Library Journal‘s genre spotlight on SF/Fantasy has so much Macmillan goodness, it’s out of this world!
A MULTIPLICITY OF CHARACTERS
September marks the publication of James Tiptree Jr. Literary Award–winning short story writer Nisi Shawl’s highly anticipated first novel, EVERFAIR, a steampunk alternate history set in the Belgian Congo. “It’s as diverse in about as many ways as you can count. The author is a queer black woman, and several of [her] characters are queer (and often women and/or nonwhite as well),” explains Tor Books editor Liz Gorinsky. “The [other] characters represent a multiplicity of voices that have been historically silenced—Africans, East Asians, and African Americans—as well as a few Europeans, in complex relationships with one another.”
WORKS IN TRANSLATION
Increasingly, publishers’ fall lists are featuring speculative fiction in translation, and awards committees have taken note. In 2015, Cixin Liu’s THE THREE-BODY PROBLEM became the first translated sf novel to win a Hugo Award and wound up on the reading lists of President Barack Obama and Mark Zuckerberg. Arriving in September from Tor is DEATH’S END, the highly anticipated conclusion to Liu’s “Remembrance of Earth’s Past” trilogy.

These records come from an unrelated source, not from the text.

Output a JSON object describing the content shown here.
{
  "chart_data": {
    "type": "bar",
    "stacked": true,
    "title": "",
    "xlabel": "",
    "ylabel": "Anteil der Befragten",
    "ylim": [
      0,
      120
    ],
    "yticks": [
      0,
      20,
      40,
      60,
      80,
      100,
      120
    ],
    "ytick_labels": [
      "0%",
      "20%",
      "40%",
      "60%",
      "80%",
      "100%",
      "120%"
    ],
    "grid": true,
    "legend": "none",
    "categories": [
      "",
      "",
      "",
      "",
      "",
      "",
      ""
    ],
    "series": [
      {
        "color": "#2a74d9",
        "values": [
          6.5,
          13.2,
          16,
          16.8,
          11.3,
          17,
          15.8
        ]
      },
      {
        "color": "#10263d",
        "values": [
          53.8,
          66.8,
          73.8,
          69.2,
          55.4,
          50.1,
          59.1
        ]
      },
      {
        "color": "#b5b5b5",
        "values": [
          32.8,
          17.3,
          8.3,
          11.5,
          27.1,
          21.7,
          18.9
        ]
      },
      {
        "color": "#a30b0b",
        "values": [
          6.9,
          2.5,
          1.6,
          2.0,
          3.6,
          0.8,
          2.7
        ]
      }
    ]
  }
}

“I have somehow fallen into the Chinese [sf] publishing business, and I couldn’t be happier,” exclaims Tor’s Gorinsky. “This fall we actually have two books translated by Ken Liu (who’s an amazing author in his own right—the only one to ever win Hugo, Nebula, and World Fantasy awards for the same story).” The second title is INVISIBLE PLANETS, an anthology of Chinese short stories; it includes two tales by Cixin Liu and the rest by rising talents, including the Hugo- and Sturgeon Award–nominated “Folding Beijing” by Hao Jingfang. Coming in October is Mariko Koike’s THE GRAVEYARD APARTMENT; known for her hybrid works that mix detective fiction with horror, the author is one of Japan’s most popular writers. Originally published in 1986, this novel follows a young family as they move into what they believe is the perfect home—despite the cemetery next door.
DRAWN FROM OTHER LANDS
Pseudonymous author Lian Hearn, who has lived in Japan and is a student of the Japanese language, explores that country’s medieval history and mythology in her four-volume “Tale of Shikanoko” series. In the third outing, LORD OF THE DARKWOOD, the warrior Shikanoko must confront the Spider Tribe that he had some part in creating.
Authors are also incorporating some unusual urban settings in the natural world for their epics. Australian Thoraiya Dyer’s series opener, CROSSROADS OF CANOPY, due from Tor in January, introduces a city set in the canopy of a rainforest ruled by gods. Unar, the young servant of the goddess Audblayin, must descend to the deprived realms of Understorey and Floor to seek her destiny. Fran Wilde introduced readers to her towering city of living bone and its flying inhabitants in her award-winning debut UPDRAFT, but more trouble brews for residents in CLOUDBOUND.
SOMETHING OLD, SOMETHING NEW
Mary Robinette Kowal, the author of the popular “Glamourist History” paranormal series, moves from Regency England to the trenches of World War I with her first stand-alone fantasy, GHOST TALKERS. Tor’s Gorinsky raves, “It’s a wonderful and tragic story about the Spirit Corps, a group of mediums who contribute to World War I intelligence by taking combat reports from soldiers after they die.
INVESTIGATING THE NEAR FUTURE
Another unusual sf thriller landing on bookshelves this October is Hugo Award winner Will McIntosh’s stand-alone, FALLER, in which the title character exists, like everyone else, with no memories of his past on an Earth transformed into islands floating in an endless sky.
THE HORROR, THE HORROR
Tor publicity director Patty Garcia is seeing lots of ghosts this season. In Cherie Priest’s haunted-house tale, THE FAMILY PLOT, Chuck Dutton sends his daughter Augusta to oversee the salvaging of the Withrow estate, little suspecting that the Halloween prank graveyard on the premises is all too real.